On Thursday, Conyers slammed the powerful House Appropriations Committee for not consulting with his panel before pushing through the rule as part of a 2008 funding package.

"We have tried to communicate repeatedly with the leader of that committee ... and what did we get? Nothing," Conyers said at a hearing of the Courts, the Internet and Intellectual Property Subcommittee.

He said he viewed the silence as a blow-off by Appropriations Chairman David Obey and said he was frustrated that appropriators ran roughshod over the "sacred jurisdiction" of his committee to act "summarily, unilaterally and probably incorrectly." Calls to Obey's office were not returned by deadline.

Open access and consumer advocates championed the NIH's new requirement while publishers panned it, arguing that it could put subscription-based scientific journals out of business.

Courts, the Internet and Intellectual Property Subcommittee Chairman Howard Berman, D-Calif., said he saw merits to both sides but did not publicly endorse Conyers' bill, which is co-sponsored by Reps. Tom Feeney, R-Fla., Darrell Issa, R-Calif., and Robert Wexler, D-Fla.

He and Courts, the Internet and Intellectual Property Subcommittee ranking member Howard Coble, R-N.C., said they needed more time to learn about the issue before taking a position. Berman told CongressDaily after the hearing that further action on the bill would probably be held over until the 111th Congress.

Former U.S. Register of Copyrights Ralph Oman warned the subcommittee that the NIH policy could "destroy the commercial market for scientific and technical journals."

Heather Dalterio Joseph, head of the Scholarly Publishing and Academic Resources Coalition, argued against the legislation. She said U.S. taxpayers underwrite tens of billions of dollars of research annually and PubMed Central allows that material to be shared appropriately.

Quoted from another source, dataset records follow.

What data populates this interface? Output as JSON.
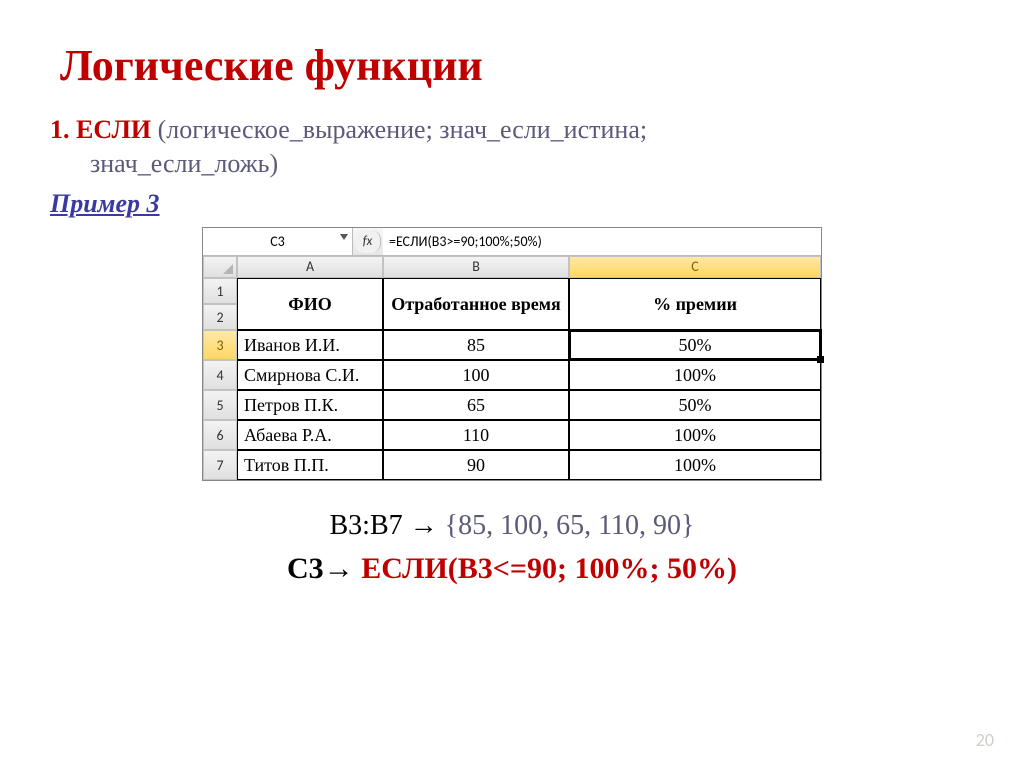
{
  "title": "Логические функции",
  "syntax": {
    "num": "1.",
    "fn": "ЕСЛИ",
    "rest1": " (логическое_выражение; знач_если_истина;",
    "rest2": "знач_если_ложь)"
  },
  "example_label": "Пример 3",
  "excel": {
    "namebox": "C3",
    "fx_label": "fx",
    "formula": "=ЕСЛИ(B3>=90;100%;50%)",
    "col_headers": [
      "A",
      "B",
      "C"
    ],
    "header_row": {
      "a": "ФИО",
      "b": "Отработанное время",
      "c": "% премии"
    },
    "rows": [
      {
        "n": "3",
        "a": "Иванов И.И.",
        "b": "85",
        "c": "50%"
      },
      {
        "n": "4",
        "a": "Смирнова С.И.",
        "b": "100",
        "c": "100%"
      },
      {
        "n": "5",
        "a": "Петров П.К.",
        "b": "65",
        "c": "50%"
      },
      {
        "n": "6",
        "a": "Абаева Р.А.",
        "b": "110",
        "c": "100%"
      },
      {
        "n": "7",
        "a": "Титов П.П.",
        "b": "90",
        "c": "100%"
      }
    ],
    "row_head_1": "1",
    "row_head_2": "2"
  },
  "bottom": {
    "line1_ref": "B3:B7 ",
    "line1_arrow": "→",
    "line1_vals": " {85, 100, 65, 110, 90}",
    "line2_ref": "C3",
    "line2_arrow": "→",
    "line2_expr": " ЕСЛИ(B3<=90; 100%; 50%)"
  },
  "page_number": "20"
}
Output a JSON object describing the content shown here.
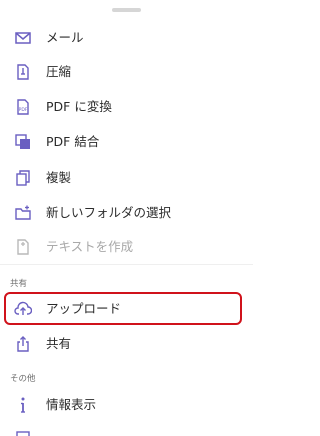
{
  "menu": {
    "items": [
      {
        "label": "メール",
        "icon": "mail-icon"
      },
      {
        "label": "圧縮",
        "icon": "compress-icon"
      },
      {
        "label": "PDF に変換",
        "icon": "convert-pdf-icon"
      },
      {
        "label": "PDF 結合",
        "icon": "merge-pdf-icon"
      },
      {
        "label": "複製",
        "icon": "duplicate-icon"
      },
      {
        "label": "新しいフォルダの選択",
        "icon": "new-folder-icon"
      },
      {
        "label": "テキストを作成",
        "icon": "create-text-icon",
        "disabled": true
      }
    ]
  },
  "sections": {
    "share": {
      "title": "共有",
      "items": [
        {
          "label": "アップロード",
          "icon": "upload-icon"
        },
        {
          "label": "共有",
          "icon": "share-icon"
        }
      ]
    },
    "other": {
      "title": "その他",
      "items": [
        {
          "label": "情報表示",
          "icon": "info-icon"
        }
      ]
    }
  },
  "colors": {
    "icon_accent": "#6a5fc1",
    "highlight_border": "#d0121b",
    "disabled_text": "#a9a9a9"
  }
}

From May 2005 to December 2007, more than 14,000 articles supported by NIH -- out of a total 189,000 -- were made publicly available through its PubMed Central database through a voluntary policy, the NIH Director Elias Zerhouni said.

Since enactment of the mandatory rule, well over half of NIH-funded articles are being submitted for inclusion in the repository and the percentage is growing, he said. Zerhouni did not offer the Bush administration's official views on Conyers' bill but said they were forthcoming.